More than a century later, Supreme Court Justice Hugo Black wrongly cited Jefferson’s metaphor in the 5-4 decision, Everson v. Board of Education (1947) noting: “The First Amendment has erected a wall between church and state. That wall must be kept high and impregnable.” In addition to promulgating disinformation, the Supreme Court gave it unwarranted constitutional status.

In our day, Justice Sonia Sotomayor has fueled the disinformation campaign, writing in Carson v. Makin (2022): “This Court continues to dismantle the wall of separation between church and state that the framers fought to build.” Justice Black’s disinformation emanated from his anti-Catholicism, Justice Sotomayor’s, from her world view.

Given the unfortunate history of the phrase, perhaps one can understand how most Americans (55% in a recent survey) wish to retain a wall of separation between church and state — despite its lack of grounding in any of the founding documents. The depth of the misinformation was made clear by multiple commentaries on the high court’s Dobbs abortion decision that included the idea it somehow violated the separation of church and state.

The purpose of the effort is, of course, to suppress religiously motivated discourse from the public square. Its proponents believe that religion is a private affair that should be confined to the church, synagogue or mosque. In doing so, they advocate for illiberal positions that encroach not only the free exercise of religion but also upon free speech and redress of grievances, as well.

They undermine the 200-year-old consensus in America about religious jurisprudence, and they undo the great accomplishment effectuated by the First Amendment.

This is exposed most clearly in Masterpiece Cake v. Colorado (2018). In that case, Colorado took the position that it must be able to compel the speech of a baker to violate his religious convictions. Fortunately, the baker prevailed in a 7-2 decision in the Supreme Court.

Only a nation that has lost sight of its own founding document could have allowed Colorado’s position to have taken root at all, let alone having to rise to the highest court of the land to be adjudicated.

It’s not getting better. Two days after Rep. Mike Johnson of Louisiana became the speaker of the House, ABC News, among others, mocked him, a constitutional lawyer, for correctly describing the wall as a “so-called wall.” Rep. Jamie Raskin, Maryland Democrat, a lawyer who should know better, cajoled the new speaker by declaring, “This is what a theocracy looks like.”

The late Sen.

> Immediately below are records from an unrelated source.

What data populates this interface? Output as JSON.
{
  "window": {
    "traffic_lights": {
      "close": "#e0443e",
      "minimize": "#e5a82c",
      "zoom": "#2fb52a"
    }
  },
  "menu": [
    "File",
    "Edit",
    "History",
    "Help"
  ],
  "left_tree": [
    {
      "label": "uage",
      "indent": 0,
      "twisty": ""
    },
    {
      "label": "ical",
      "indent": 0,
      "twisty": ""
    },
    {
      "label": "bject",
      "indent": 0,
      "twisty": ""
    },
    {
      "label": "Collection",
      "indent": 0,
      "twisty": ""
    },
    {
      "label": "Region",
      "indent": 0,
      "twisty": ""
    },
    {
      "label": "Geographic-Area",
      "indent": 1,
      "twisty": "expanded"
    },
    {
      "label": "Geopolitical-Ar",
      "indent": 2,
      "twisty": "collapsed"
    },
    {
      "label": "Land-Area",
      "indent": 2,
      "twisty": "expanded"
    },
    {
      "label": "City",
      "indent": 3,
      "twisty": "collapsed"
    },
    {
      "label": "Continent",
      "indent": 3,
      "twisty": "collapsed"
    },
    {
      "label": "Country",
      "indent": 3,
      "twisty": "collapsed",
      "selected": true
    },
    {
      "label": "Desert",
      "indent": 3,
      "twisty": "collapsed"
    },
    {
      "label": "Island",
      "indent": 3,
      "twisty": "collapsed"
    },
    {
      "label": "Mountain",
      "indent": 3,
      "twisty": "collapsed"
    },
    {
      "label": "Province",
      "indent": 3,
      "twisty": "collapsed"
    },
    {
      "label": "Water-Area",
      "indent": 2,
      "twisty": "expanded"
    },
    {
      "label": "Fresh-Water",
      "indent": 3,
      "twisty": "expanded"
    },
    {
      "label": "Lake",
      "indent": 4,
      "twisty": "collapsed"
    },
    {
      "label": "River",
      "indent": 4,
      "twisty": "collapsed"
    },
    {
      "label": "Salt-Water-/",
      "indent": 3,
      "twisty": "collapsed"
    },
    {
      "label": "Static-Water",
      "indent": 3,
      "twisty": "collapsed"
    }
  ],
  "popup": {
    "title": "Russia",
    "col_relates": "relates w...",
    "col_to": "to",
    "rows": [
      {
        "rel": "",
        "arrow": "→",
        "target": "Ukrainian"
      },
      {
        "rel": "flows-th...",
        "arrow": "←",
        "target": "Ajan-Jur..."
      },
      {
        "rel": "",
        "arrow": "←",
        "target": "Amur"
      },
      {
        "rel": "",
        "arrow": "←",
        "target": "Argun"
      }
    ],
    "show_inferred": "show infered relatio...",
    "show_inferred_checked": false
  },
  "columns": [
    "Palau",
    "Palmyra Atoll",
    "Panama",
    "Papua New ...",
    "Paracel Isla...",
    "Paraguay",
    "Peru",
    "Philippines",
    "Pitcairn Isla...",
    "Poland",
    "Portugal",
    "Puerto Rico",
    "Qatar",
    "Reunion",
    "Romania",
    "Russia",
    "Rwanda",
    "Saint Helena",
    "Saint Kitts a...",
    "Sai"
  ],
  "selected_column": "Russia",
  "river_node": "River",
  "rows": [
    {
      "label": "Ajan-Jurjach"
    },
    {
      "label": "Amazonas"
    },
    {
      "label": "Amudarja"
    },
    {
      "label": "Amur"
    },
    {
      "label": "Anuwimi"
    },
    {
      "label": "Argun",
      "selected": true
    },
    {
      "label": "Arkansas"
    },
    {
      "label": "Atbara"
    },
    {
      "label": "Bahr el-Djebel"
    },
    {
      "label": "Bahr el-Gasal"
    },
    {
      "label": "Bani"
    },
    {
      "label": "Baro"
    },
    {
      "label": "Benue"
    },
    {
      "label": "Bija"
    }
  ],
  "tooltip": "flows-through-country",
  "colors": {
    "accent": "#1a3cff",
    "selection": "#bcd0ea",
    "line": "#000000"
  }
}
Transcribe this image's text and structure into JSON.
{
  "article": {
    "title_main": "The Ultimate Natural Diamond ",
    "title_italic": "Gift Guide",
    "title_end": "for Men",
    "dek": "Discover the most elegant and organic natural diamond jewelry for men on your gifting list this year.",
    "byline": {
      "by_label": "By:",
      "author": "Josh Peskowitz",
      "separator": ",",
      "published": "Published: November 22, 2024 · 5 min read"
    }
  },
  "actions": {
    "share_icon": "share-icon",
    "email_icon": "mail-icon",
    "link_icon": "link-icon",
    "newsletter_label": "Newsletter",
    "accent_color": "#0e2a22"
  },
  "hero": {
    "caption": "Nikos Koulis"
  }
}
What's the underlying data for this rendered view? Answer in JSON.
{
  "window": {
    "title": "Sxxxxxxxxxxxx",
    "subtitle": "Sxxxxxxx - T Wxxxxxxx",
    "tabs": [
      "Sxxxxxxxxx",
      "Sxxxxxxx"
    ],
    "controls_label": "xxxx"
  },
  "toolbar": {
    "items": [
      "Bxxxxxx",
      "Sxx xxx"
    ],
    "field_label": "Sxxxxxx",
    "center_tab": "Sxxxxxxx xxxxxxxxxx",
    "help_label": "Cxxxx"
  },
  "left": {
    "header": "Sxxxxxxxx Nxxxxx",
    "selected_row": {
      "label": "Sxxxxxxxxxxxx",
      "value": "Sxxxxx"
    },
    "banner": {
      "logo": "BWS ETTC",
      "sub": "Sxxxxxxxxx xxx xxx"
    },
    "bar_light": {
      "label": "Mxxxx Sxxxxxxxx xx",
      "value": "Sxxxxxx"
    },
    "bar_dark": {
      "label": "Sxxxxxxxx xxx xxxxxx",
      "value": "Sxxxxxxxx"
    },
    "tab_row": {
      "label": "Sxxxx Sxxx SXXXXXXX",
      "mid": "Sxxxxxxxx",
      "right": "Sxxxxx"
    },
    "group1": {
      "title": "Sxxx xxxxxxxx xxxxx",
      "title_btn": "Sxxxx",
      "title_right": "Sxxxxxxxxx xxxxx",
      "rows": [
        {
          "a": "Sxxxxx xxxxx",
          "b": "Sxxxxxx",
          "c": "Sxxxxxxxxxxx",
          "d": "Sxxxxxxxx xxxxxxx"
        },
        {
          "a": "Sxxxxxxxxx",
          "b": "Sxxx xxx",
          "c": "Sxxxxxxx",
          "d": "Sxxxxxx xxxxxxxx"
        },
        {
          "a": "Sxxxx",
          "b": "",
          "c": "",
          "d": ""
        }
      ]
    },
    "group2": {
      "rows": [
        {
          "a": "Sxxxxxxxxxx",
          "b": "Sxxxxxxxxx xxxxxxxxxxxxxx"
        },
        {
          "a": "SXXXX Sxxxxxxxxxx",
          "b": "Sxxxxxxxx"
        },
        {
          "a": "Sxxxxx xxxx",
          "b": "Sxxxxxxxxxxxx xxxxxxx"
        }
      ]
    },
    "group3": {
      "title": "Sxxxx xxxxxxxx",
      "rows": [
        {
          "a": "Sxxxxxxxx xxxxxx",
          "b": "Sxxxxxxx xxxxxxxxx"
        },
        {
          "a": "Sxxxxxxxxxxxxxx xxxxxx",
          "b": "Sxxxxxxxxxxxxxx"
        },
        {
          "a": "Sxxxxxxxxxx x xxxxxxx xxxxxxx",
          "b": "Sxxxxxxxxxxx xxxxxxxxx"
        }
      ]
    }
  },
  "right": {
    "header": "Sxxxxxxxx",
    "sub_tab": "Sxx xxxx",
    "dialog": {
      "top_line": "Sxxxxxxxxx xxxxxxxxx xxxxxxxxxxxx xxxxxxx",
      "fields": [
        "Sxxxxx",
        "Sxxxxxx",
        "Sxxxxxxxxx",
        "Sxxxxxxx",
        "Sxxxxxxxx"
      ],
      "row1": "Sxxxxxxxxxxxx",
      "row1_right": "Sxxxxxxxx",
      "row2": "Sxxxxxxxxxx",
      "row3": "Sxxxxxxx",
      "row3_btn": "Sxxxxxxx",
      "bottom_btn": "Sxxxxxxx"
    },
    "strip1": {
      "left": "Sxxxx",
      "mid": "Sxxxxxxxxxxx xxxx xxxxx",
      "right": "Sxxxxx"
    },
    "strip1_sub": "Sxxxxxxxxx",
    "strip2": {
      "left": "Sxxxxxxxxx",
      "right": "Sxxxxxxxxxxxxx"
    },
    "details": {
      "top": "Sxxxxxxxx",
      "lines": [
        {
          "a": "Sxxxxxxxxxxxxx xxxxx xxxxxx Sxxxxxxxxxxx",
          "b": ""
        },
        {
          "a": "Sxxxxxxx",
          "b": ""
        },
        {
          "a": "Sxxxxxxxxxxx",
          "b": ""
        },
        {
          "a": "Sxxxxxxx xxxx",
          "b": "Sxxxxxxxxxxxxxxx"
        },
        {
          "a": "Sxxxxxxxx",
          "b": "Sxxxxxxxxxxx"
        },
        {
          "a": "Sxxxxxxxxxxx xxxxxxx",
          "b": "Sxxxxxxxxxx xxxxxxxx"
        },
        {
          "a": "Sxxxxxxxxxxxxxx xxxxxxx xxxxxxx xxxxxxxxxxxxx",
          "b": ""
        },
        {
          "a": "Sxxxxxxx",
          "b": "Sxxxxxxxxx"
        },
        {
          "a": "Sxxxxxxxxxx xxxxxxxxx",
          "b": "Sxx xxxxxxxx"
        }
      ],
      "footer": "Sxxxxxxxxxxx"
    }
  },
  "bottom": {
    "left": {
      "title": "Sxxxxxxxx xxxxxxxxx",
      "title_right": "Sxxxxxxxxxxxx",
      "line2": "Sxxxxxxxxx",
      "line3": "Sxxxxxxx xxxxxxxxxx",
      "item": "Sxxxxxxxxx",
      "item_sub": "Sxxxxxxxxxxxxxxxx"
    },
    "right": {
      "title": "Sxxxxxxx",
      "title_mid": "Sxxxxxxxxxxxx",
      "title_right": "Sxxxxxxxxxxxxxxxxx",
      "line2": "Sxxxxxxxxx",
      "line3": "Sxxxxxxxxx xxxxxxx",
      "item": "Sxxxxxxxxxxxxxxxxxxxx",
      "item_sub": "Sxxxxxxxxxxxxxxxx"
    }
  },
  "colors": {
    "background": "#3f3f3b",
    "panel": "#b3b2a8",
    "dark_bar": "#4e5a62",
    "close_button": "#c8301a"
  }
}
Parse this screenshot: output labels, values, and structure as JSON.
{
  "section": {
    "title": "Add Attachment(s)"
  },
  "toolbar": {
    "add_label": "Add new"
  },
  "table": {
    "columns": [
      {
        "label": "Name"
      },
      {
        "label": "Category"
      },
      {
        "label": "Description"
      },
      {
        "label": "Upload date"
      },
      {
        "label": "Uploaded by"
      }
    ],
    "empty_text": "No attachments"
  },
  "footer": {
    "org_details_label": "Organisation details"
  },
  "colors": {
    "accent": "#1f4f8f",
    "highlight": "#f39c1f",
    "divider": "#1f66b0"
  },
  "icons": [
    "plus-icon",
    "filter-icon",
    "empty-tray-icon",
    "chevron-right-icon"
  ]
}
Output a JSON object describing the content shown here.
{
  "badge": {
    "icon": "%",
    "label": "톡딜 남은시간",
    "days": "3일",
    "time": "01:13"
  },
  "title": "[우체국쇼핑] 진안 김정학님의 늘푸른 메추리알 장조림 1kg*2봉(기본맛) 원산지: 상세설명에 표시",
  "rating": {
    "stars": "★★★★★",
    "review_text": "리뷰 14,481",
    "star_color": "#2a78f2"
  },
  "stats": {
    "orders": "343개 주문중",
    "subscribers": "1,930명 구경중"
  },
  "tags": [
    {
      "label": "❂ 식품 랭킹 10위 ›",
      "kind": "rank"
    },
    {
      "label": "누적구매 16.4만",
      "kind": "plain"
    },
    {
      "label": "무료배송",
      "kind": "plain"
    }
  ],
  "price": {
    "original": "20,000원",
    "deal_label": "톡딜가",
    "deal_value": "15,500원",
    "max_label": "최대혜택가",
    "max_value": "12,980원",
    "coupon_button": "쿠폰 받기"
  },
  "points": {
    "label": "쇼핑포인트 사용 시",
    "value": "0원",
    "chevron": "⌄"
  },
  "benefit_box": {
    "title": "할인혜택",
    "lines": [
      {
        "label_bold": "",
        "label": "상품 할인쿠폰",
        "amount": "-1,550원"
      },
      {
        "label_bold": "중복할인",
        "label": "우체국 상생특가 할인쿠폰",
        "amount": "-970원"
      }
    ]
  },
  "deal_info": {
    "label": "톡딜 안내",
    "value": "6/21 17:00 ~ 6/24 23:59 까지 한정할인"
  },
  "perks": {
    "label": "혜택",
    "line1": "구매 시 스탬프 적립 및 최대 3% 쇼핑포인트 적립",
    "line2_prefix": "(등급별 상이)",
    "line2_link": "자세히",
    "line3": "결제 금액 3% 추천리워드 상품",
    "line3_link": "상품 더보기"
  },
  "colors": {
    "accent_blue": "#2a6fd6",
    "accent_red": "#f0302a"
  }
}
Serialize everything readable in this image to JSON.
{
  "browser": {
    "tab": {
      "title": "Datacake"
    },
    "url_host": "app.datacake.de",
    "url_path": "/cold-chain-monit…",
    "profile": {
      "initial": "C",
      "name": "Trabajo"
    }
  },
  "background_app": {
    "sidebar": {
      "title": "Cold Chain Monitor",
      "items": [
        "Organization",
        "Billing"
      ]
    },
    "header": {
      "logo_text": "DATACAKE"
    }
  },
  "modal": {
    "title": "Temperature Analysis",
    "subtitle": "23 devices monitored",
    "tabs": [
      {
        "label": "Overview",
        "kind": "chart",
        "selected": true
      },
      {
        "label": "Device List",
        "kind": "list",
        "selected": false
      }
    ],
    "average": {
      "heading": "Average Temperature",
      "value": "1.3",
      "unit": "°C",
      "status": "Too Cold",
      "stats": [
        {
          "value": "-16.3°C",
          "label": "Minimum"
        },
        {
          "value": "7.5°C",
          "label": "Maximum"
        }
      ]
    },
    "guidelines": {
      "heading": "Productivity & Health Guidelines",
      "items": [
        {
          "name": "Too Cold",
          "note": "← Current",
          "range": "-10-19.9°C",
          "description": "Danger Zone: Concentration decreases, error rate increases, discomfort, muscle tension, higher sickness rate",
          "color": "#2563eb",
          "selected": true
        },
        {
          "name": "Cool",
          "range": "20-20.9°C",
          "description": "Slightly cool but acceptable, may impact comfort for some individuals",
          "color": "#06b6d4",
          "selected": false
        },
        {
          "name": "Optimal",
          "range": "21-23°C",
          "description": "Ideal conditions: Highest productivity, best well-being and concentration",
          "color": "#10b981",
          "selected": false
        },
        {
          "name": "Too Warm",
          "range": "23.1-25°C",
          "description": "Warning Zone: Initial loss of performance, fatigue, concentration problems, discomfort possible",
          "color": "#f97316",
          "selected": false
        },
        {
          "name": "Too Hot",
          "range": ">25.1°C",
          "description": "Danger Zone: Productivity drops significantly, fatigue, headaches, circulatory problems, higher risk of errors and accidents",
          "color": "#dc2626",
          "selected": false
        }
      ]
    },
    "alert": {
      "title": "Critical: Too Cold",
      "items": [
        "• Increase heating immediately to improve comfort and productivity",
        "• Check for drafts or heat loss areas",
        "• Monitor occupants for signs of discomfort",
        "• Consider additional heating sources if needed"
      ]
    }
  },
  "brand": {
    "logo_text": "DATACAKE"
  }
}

Dianne Feinstein displayed the same edge of intolerance when she said to Judge Amy Coney Barrett at her Supreme Court confirmation hearing, “The dogma lives loudly in you.”

The Constitution’s approach to religion — enabling its free exercise and precluding the government from establishing an official doctrine — stands as one of the Enlightenment’s greatest gifts to the world. We must resist those who would unravel it.

David S. Jonas is a partner at Fluet in Tysons, Virginia. He is an adjunct professor at Georgetown and George Washington University Law School. Patrick Rhoads has 40 years of experience in or with the federal government with backgrounds in engineering, management, and policy. The views expressed are solely those of the authors.